Blog post description.

FINANCE

5/4/20232 min read

There are a multitude of terms in finance, one such concept is the par yield. Often seen as one of the more difficult ideas within the realm of yield metrics, the par yield is simply a type of yield to maturity. Specifically, it is the yield to maturity that prices a bond at par.

Let's delve into this intricate concept by making some assumptions. For this illustration, we will assume that the face value of the bonds is 100. The crucial input assumption here is the spot rate curve, also known as the zero rate curve. This is a steep curve, exaggerated for our understanding, and is the fundamental building block in academic finance.

The spot rate curve is an upward sloping line, with rates increasing from 3% to 9% over four years. We use this curve to price cash flow instruments. It's worth noting that there's an infinite number of these curves, one for each gradation of risk. The theoretical spot rate curve is often bootstrapped using treasuries to create the zero rate or zero coupon yield curve for riskless instruments.

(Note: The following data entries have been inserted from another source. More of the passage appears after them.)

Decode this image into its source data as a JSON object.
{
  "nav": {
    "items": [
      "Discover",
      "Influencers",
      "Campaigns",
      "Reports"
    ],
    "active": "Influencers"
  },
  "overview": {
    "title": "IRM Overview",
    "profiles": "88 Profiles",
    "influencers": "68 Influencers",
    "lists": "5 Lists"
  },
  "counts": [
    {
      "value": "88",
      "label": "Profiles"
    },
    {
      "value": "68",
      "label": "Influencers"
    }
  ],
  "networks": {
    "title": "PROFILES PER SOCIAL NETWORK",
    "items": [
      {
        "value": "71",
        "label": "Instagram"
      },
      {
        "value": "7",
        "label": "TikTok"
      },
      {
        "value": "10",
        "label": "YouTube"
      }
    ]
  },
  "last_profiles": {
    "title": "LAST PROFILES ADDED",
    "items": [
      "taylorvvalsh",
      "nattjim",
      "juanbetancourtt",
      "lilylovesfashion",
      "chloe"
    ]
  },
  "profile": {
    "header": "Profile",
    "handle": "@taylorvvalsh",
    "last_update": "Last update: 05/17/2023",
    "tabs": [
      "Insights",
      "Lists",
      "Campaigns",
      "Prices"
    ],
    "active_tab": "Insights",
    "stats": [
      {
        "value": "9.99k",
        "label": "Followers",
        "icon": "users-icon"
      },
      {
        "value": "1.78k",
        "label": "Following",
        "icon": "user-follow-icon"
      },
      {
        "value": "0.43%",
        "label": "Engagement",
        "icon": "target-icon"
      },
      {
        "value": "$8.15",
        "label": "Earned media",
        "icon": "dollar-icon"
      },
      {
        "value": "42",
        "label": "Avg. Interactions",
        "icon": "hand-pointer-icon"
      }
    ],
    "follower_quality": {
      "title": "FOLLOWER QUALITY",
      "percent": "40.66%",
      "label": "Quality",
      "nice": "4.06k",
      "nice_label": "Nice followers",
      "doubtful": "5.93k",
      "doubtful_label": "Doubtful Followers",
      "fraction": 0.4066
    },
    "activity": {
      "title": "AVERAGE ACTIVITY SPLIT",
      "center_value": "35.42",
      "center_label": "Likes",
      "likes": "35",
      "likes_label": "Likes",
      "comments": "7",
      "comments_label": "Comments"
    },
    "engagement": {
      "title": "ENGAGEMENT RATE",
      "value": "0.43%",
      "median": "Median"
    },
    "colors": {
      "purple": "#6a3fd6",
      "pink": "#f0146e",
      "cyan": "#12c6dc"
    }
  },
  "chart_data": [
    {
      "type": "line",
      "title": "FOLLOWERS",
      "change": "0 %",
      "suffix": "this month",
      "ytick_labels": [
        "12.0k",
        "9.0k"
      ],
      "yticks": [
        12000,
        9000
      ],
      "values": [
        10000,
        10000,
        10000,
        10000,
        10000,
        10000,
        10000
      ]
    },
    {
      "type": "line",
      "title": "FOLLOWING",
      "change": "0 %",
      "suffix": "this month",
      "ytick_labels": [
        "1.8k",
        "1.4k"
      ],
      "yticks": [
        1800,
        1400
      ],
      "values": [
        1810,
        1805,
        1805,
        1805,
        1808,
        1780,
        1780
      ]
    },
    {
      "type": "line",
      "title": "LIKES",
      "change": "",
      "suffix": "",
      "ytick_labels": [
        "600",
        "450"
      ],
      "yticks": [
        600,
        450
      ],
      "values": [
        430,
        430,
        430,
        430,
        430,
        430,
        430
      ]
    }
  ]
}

Corresponding to the spot rate curve are the discount factors. These are the values by which future cash flows are multiplied to determine their present value. For example, with annual compounding, the three-year discount factor is 1 divided by 1 plus the three-year spot rate of 7%, giving us 0.816.

The par yield is one of the yield to maturities. To illustrate, let's consider a 4% coupon bond. This bond pays $4 annually for three years, and in the fourth year, it pays a $4 coupon plus the return of par. We can use the discount factors to price this bond. The sum of the present value of these cash flows is the price of the bond, which in this case is 84.45.

We can also compute the yield, or the yield to maturity. Although there isn't a straightforward formula for this, if you're using Excel, you can use the rate function. For our 4% coupon bond, the yield is 8.78%. This means that we can discount the bond's cash flows at the yield of 8.78% to get the same price of the bond. It's worth noting that all cash flows are discounted at the same yield, unlike the spot rate curve.

The yield is primarily a function of the spot rate curve, but it's also a function of the instrument. So, technically, we could have an infinite number of yields depending on the coupon. This is why we use a par yield, which is less arbitrary.

The par yield is the one yield to maturity that would price the bond at par, and therefore would also equal the coupon. This is the sweet spot where the yield equals the coupon, and the bond is priced at par. So, when we specify the par yield, we know that it represents the coupon rate that would price the bond at par and would therefore be the same as the yield.

In conclusion, the par yield is an essential tool in bond pricing and yield calculations. By understanding how it's calculated and what it represents, investors and financial professionals can make more informed decisions about the pricing and purchase of bonds. Remember, the par yield is simply the yield to maturity that prices a bond at par, making it an invaluable measure in the complex world of yield metrics.